Caching: Performance vs Consistency

Every computing system, no matter how low level or high level, is constrained by the same fundamental problem: fetching data takes time. Computation itself is fast, but fetching data is slow.

A modern CPU is extraordinarily fast. But what slows a system down is not only the processing speed but the access to data. How fast can a system get the data it required to perform a computation?

Any computation that is involved with a state, must fetch the state from somewhere. Be it from Register/L1/L2/L3 cache at the CPU level, be it from memory (RAM) at code level, be it from disk (SSD/HDD) at OS level or even be it from network at higher levels.

The further you go from the place the data is needed, the longer you wait, the higher the latency is and the lower the performance is.

A way around this is to store copies of most frequently accessed/predicted to be accessed data, as near as possible. This is what’s called a cache.

If you need to know why cache is so important, you need to have a look at the physical reality of how long it takes to access data:

Storage Layer	Approximate Latency
CPU Register	~0.3 ns
L1 Cache	~1 ns
L2 Cache	~3–5 ns
L3 Cache	~10–20 ns
RAM	~80–120 ns
SSD	~100 µs
HDD	~5–10 ms
Network	1–100+ ms

Accessing RAM is roughly a hundred times slower than accessing L1 cache. Accessing an SSD is much slower than RAM. A network call is millions of times slower than a CPU instruction.

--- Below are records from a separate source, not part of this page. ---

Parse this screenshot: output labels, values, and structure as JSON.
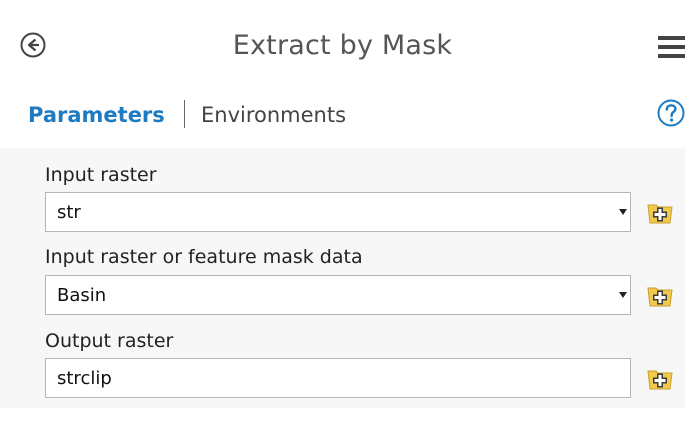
{
  "header": {
    "title": "Extract by Mask",
    "back_icon": "arrow-left-circle-icon",
    "menu_icon": "hamburger-menu-icon"
  },
  "tabs": {
    "parameters": "Parameters",
    "environments": "Environments",
    "help_icon": "question-circle-icon"
  },
  "fields": [
    {
      "label": "Input raster",
      "value": "str",
      "type": "dropdown"
    },
    {
      "label": "Input raster or feature mask data",
      "value": "Basin",
      "type": "dropdown"
    },
    {
      "label": "Output raster",
      "value": "strclip",
      "type": "text"
    }
  ],
  "colors": {
    "accent": "#1f7bc1",
    "folder": "#f2c94c",
    "title": "#555555"
  }
}
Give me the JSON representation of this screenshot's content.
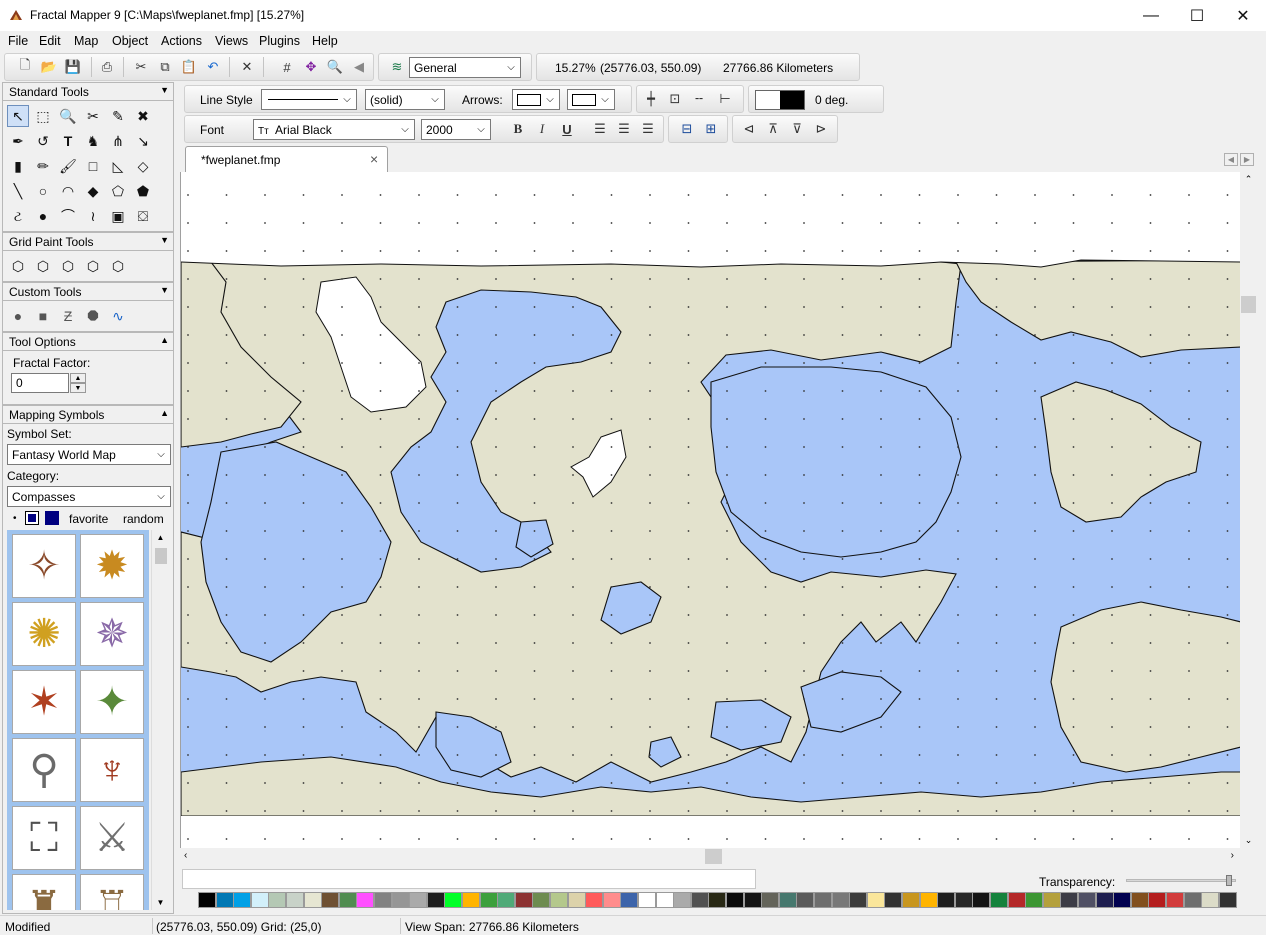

For most real-world workloads, memory and I/O latency dominates computation time. A modern CPU can execute millions of instructions in the time it takes to fetch data from across the network.

That is why caches exist.

Why CPUs cache at all?

If a CPU had to fetch every piece of data directly from RAM, most of its time would be spent idle. To avoid this, CPUs keep caches. These caches work because real programs exhibit patterns.

Programs tend to reuse the same data repeatedly, which is known as temporal locality. For example same variable in a code being accessed repeatedly.

They also tend to access data near other recently accessed data, known as spatial locality. When a CPU reads memory, it does not fetch a single byte — it fetches a whole block, predicting that nearby data will be needed soon as per spatial locality.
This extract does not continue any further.